President Faure Gnassingbe of Togo, left, with Prime Benjamin Netanyahu and Mrs. Netanyahu
WEST AFRICA / WASHINGTON, DC –– The first ever Israel – Africa Summit has been cancelled indefinitely due to internal and external pressure on the host country, Togo –a tiny West African nation. In a statement on Monday released by the Israelite Foreign Ministry, it said the Israel-Africa Summit scheduled next month in Togo has been postponed.
The ministry’s release suggested that the decision was reached at the request of Togo’s president, Faure Gnassingbe, after consultations with Israeli Prime Minister Benjamin Netanyahu. It stated discussions would continue “to guarantee the full success of the summit.”
Though the Israelite statement postponing the summit gave no reason for the decision, Globe Afrique has reliably learned that internal and external pressure on Togo, and extensive lobbying with other African nations are said to be the main reasons for the cancellation.

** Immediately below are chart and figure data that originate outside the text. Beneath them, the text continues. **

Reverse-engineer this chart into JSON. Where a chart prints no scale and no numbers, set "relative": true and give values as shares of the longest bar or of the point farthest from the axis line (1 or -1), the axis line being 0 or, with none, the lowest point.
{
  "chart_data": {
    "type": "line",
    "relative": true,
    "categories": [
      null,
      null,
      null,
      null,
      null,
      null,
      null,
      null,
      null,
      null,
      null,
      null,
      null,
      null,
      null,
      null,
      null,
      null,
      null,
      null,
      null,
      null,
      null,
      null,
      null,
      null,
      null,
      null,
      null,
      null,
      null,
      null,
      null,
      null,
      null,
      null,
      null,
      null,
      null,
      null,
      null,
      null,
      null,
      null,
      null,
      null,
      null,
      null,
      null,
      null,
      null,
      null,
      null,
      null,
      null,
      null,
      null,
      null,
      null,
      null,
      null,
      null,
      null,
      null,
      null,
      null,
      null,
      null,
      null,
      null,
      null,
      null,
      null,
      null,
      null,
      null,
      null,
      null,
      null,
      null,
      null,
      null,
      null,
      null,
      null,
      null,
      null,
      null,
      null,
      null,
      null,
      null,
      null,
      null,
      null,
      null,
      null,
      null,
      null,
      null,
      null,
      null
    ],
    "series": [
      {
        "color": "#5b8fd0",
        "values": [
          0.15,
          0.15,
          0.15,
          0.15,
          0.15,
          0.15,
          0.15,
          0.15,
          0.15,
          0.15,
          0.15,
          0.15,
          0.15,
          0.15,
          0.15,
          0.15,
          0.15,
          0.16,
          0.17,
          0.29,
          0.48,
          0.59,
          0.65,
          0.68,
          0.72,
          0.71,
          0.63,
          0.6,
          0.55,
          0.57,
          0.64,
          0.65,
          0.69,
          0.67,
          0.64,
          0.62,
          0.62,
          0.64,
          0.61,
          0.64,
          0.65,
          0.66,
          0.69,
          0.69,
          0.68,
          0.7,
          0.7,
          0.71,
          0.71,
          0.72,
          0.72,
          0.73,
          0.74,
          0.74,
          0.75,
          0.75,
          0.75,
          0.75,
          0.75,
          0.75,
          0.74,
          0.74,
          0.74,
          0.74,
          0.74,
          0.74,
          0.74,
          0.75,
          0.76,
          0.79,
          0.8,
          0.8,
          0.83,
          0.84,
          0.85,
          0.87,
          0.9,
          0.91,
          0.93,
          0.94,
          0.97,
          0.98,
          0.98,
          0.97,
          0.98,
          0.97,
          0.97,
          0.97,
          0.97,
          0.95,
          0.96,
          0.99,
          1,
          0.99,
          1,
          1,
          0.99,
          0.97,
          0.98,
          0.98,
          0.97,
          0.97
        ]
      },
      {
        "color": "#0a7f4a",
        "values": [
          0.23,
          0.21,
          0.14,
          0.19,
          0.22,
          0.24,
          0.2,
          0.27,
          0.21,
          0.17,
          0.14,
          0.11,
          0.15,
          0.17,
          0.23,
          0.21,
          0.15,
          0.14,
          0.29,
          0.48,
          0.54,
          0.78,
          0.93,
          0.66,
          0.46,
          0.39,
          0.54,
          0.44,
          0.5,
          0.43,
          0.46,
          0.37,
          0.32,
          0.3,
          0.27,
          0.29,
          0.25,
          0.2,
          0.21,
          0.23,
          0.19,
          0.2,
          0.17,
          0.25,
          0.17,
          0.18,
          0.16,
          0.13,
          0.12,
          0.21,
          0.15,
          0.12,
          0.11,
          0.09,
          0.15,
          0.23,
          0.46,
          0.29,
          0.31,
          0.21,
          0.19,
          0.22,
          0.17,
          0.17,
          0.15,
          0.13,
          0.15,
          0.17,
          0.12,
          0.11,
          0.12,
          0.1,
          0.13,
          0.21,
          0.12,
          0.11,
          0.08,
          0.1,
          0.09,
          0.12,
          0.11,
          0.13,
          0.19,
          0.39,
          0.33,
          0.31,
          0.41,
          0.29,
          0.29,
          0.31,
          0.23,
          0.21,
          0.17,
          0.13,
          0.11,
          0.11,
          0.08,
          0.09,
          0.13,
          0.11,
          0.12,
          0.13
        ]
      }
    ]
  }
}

Internally, Togo has been experiencing violent opposition’s unrest in recent days, with thousands of protesters calling for presidential term limits amid resentment over the 50-year rule of the Gnassingbe family that began with President Faure Gnassingbe’s father, General Gnassingbe Eyadema, who ruled the West African nation for 40 years until his death in 2005 when his son took over.

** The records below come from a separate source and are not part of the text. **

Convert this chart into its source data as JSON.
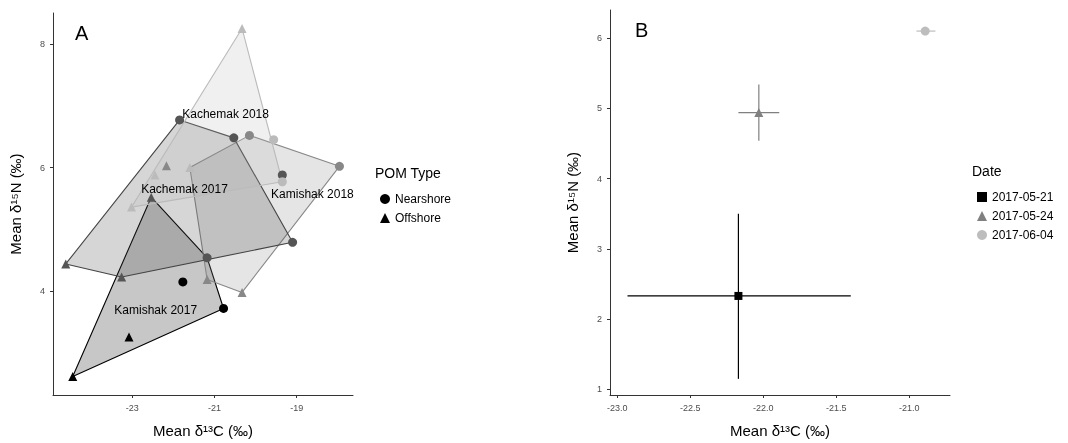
{
  "chart_data": [
    {
      "type": "scatter",
      "title": "A",
      "xlabel": "Mean δ¹³C (‰)",
      "ylabel": "Mean δ¹⁵N (‰)",
      "legend_title": "POM Type",
      "legend": "right",
      "grid": false,
      "xlim": [
        -24.93,
        -17.63
      ],
      "ylim": [
        2.32,
        8.5
      ],
      "xticks": [
        -23,
        -21,
        -19
      ],
      "yticks": [
        4,
        6,
        8
      ],
      "series": [
        {
          "type": "area",
          "name": "Kamishak 2017",
          "color": "#000000",
          "x": [
            -24.45,
            -20.78,
            -21.18,
            -22.54
          ],
          "values": [
            2.62,
            3.72,
            4.54,
            5.52
          ]
        },
        {
          "type": "area",
          "name": "Kamishak 2018",
          "color": "#888888",
          "x": [
            -21.6,
            -20.15,
            -17.96,
            -20.33,
            -21.18
          ],
          "values": [
            6.0,
            6.52,
            6.02,
            3.98,
            4.19
          ]
        },
        {
          "type": "area",
          "name": "Kachemak 2018",
          "color": "#444444",
          "x": [
            -24.62,
            -21.85,
            -20.53,
            -19.1,
            -23.26
          ],
          "values": [
            4.44,
            6.77,
            6.48,
            4.79,
            4.23
          ]
        },
        {
          "type": "area",
          "name": "Kachemak 2017",
          "color": "#bbbbbb",
          "x": [
            -23.02,
            -20.33,
            -19.35
          ],
          "values": [
            5.36,
            8.25,
            5.77
          ]
        },
        {
          "name": "Nearshore",
          "marker": "circle",
          "color": "#000000",
          "x": [
            -21.77,
            -20.78,
            -21.18,
            -19.1,
            -21.85,
            -20.53,
            -20.15,
            -17.96,
            -19.35,
            -19.35,
            -19.56
          ],
          "values": [
            4.15,
            3.72,
            4.54,
            4.79,
            6.77,
            6.48,
            6.52,
            6.02,
            5.88,
            5.77,
            6.45
          ],
          "colors": [
            "#000000",
            "#000000",
            "#555555",
            "#555555",
            "#555555",
            "#555555",
            "#888888",
            "#888888",
            "#555555",
            "#bbbbbb",
            "#bbbbbb"
          ]
        },
        {
          "name": "Offshore",
          "marker": "triangle",
          "color": "#000000",
          "x": [
            -24.45,
            -24.62,
            -23.26,
            -22.54,
            -23.08,
            -21.18,
            -20.33,
            -23.02,
            -22.45,
            -22.17,
            -21.6,
            -20.33
          ],
          "values": [
            2.62,
            4.44,
            4.23,
            5.52,
            3.26,
            4.19,
            8.25,
            5.36,
            5.88,
            6.03,
            6.0,
            3.98
          ],
          "colors": [
            "#000000",
            "#555555",
            "#555555",
            "#555555",
            "#000000",
            "#888888",
            "#bbbbbb",
            "#bbbbbb",
            "#bbbbbb",
            "#888888",
            "#bbbbbb",
            "#888888"
          ]
        }
      ]
    },
    {
      "type": "scatter",
      "title": "B",
      "xlabel": "Mean δ¹³C (‰)",
      "ylabel": "Mean δ¹⁵N (‰)",
      "legend_title": "Date",
      "legend": "right",
      "grid": false,
      "xlim": [
        -23.05,
        -20.72
      ],
      "ylim": [
        0.92,
        6.4
      ],
      "xticks": [
        {
          "value": -23,
          "label": "-23.0"
        },
        {
          "value": -22.5,
          "label": "-22.5"
        },
        {
          "value": -22,
          "label": "-22.0"
        },
        {
          "value": -21.5,
          "label": "-21.5"
        },
        {
          "value": -21,
          "label": "-21.0"
        }
      ],
      "yticks": [
        1,
        2,
        3,
        4,
        5,
        6
      ],
      "series": [
        {
          "name": "2017-05-21",
          "marker": "square",
          "color": "#000000",
          "x": [
            -22.17
          ],
          "values": [
            2.33
          ],
          "xerrors": [
            [
              -22.93,
              -21.4
            ]
          ],
          "errors": [
            [
              1.15,
              3.5
            ]
          ]
        },
        {
          "name": "2017-05-24",
          "marker": "triangle",
          "color": "#808080",
          "x": [
            -22.03
          ],
          "values": [
            4.94
          ],
          "xerrors": [
            [
              -22.17,
              -21.89
            ]
          ],
          "errors": [
            [
              4.54,
              5.34
            ]
          ]
        },
        {
          "name": "2017-06-04",
          "marker": "circle",
          "color": "#bdbdbd",
          "x": [
            -20.89
          ],
          "values": [
            6.1
          ],
          "xerrors": [
            [
              -20.95,
              -20.82
            ]
          ],
          "errors": [
            null
          ]
        }
      ]
    }
  ]
}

Externally, Globe Afrique has reliably learned that few powerful and wealthy Arab nations in the Middle East are not only lobbying a few African countries, calling for the summit to be cancelled, they are also exploiting the political disenchantment in the host country by supporting opposition political groups already angered by President Faure Gnassingbe’s prolonged grip on power.
With promises of loans and other support, several African leaders are being financially coerced into limiting what some in the Middle East see as “a significant Israel’s global entry and influence in Africa,” a continent of 54 sovereign nations and more than a billion people.
Observers say the summit’s cancelation and the pressure on some African leaders have been, in part, due to the aftermath of boycott threats by some Muslim majority countries and pressure against the event from Palestinians and Arab nations.
The Lomé gathering initially set for October would have been the first-ever major Israel-Africa Summit since the Jewish state began active reengagement with the continent.
According to sources, Prime Minister Benjamin Netanyahu who has made it a central component of his latest foreign policy outreach, had planned to attend the conference, which was likely to draw dignitaries from several of the 54 African countries.
The summit would have brought together Israeli and African leaders, business leaders and security experts to discuss and reach agreements on wide range of issues, including socio-economic development and security, especially in the fight against jihadism and other forms of terrorism.
One western regional expert said, “Palestinian issues are a key and very important factor. The Arabs who are largely bent on influencing political leadership and national cultures throughout Africa see Israel’s strong presence in Africa as an undercut.” He added, “With security coordination between Israel and several African nations, Arab supports for groups Boko Haram and Al-Qaeda in the Islamic Maghreb, or AQIM would be defeated and eliminated once and for all. Now some Arabs who want most African countries to be headed by Muslims would not like that.”
Like Boko Haram that wants to establish an Islamic caliphate in Nigeria, Al-Qaeda in the Islamic Maghreb, or AQIM, is an Islamist militant organization which seeks to overthrow the Algerian government and institute an Islamic state.
The group commenced as a Salafist Group for Preaching and Combat. It has since asserted its objectives to attack European and American targets. The sect has been labelled a terrorist group by the United Nations, Australia, Canada, Russia, the United Arab Emirate, and the United States.